The cabin was empty.
Chapter 10
“What do we do now?” I asked, hoping that someone other than me had some sort of idea.
Mom leaned against the small table, clearly exhausted. All of us were having trouble breathing.
“Ha!” Grandma said. “Look at this!”
She walked over to the kitchen sink and flicked a switch on the wall. A whirring sound came out of a machine that was mounted into the one small window the tiny cabin had. Grandma shuffled Cait inside and shut the door behind her. Then she removed her bandana and stood in front of the machine, breathing deeply.
“What is it?” I asked.
“An air purifier,” she said. “I remember when these things first came out, back when people were hoping the haze would eventually come down. Here, come over.” She gestured at us to join her, and soon all four of us stood with our faces pressed up against it like little kids in front of an air conditioner on a hot summer day.

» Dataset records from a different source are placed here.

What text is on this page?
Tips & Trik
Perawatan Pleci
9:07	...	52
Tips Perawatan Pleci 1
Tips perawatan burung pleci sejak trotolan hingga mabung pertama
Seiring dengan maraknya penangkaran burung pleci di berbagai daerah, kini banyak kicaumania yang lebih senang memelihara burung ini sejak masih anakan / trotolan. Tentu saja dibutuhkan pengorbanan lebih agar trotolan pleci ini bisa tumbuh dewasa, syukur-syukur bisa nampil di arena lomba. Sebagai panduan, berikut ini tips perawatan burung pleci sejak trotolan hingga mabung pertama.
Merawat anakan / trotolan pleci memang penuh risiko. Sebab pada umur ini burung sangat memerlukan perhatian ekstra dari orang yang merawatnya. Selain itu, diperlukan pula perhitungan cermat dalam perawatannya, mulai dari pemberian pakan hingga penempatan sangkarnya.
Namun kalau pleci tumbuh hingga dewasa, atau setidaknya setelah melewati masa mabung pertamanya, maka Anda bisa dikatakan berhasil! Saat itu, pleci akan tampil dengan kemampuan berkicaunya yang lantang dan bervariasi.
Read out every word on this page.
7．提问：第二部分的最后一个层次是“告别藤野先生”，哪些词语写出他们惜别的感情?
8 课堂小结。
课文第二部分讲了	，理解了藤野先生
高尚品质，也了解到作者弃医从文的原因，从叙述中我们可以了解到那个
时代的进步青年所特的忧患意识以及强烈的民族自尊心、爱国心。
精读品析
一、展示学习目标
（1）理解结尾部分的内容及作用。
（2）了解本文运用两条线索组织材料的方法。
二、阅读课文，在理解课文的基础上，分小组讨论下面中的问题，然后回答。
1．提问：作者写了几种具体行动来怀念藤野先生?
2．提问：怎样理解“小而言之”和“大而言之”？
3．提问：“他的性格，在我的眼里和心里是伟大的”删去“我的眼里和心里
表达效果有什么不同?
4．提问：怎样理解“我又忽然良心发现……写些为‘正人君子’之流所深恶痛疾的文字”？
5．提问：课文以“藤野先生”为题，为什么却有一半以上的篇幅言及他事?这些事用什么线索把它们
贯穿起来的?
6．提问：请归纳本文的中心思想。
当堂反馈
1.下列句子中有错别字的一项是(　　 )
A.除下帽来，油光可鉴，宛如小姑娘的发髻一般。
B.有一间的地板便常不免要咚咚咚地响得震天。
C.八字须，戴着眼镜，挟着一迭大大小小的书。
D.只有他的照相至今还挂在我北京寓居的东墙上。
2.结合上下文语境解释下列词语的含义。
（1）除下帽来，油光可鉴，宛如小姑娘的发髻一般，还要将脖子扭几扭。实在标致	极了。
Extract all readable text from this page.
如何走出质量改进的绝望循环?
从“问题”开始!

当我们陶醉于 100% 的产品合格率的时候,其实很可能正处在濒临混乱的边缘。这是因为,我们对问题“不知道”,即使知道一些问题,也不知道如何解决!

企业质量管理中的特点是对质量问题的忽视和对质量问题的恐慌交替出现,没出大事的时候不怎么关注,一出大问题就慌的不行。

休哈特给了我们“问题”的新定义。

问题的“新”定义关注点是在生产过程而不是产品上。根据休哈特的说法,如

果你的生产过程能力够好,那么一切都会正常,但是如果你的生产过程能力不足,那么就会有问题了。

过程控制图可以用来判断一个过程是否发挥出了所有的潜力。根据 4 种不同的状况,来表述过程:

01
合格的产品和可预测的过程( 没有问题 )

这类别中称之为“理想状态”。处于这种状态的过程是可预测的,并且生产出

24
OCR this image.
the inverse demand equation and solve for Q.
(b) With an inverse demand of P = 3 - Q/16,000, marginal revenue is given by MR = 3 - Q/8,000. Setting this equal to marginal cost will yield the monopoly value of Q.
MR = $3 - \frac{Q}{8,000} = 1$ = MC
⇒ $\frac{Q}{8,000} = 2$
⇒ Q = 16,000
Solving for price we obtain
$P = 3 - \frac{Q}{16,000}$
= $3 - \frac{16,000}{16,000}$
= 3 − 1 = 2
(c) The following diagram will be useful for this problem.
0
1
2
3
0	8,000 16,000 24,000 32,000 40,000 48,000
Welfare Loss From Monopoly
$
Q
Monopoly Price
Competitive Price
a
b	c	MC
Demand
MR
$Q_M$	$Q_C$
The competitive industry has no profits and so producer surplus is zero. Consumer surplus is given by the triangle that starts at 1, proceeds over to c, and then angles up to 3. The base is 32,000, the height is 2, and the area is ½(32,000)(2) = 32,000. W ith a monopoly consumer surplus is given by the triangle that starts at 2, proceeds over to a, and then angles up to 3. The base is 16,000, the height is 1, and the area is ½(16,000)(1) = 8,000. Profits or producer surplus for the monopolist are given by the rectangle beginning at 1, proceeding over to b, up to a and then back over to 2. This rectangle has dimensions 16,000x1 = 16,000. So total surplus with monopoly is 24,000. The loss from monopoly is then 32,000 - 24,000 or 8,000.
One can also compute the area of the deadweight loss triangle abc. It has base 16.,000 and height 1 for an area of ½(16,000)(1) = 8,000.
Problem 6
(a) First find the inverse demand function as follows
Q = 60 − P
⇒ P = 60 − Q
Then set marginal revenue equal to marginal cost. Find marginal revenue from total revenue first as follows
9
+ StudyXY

Immediately, my swimming brain started to
settle as I breathed in the untainted oxygen.
Eventually, we all settled back into the room. A single chair sat before the tiny dining table, and a loveseat provided seating for the rest of us. None of us seemed eager to get moving again, back outside where just breathing was painful. Finally, it was Mom who broke the silence.
“There’s a village up the road,” she said. “I think we should go there next, see if they know anything. I don’t think it’s too far. Jack mentioned buying supplies up there once. Maybe they know where he is.”
“You mean, people really do still live in this?” I gestured out the window to the haze beyond.
“I think it’s above it,” she said. “It’s a steep incline from here.”
She began fumbling with her bandana again and tied it back over her face.
“You ready?” she asked. “I’d just as soon get out of this.”
As much as I dreaded walking back out into the haze, the wonderful feeling of having pure oxygen coursing through my lungs again had invigorated me. I looked down at Cait as I tied my own bandana back on.
“You ready to go?” I asked. “It won’t be long.”
Cait looked miserable. It seemed every moment she spent in this strange world, her situation became more difficult. I saw her lower lip begin to stick out, and before it could start to tremble I knelt down before her.
“Soon, real soon, we’ll be above the haze. Everything will be clean up there. The air. The rain. We’ll get to take a nice break, okay?”
For the first time since her nightmare, her eyes locked onto mine. She tucked her lip back under again and nodded.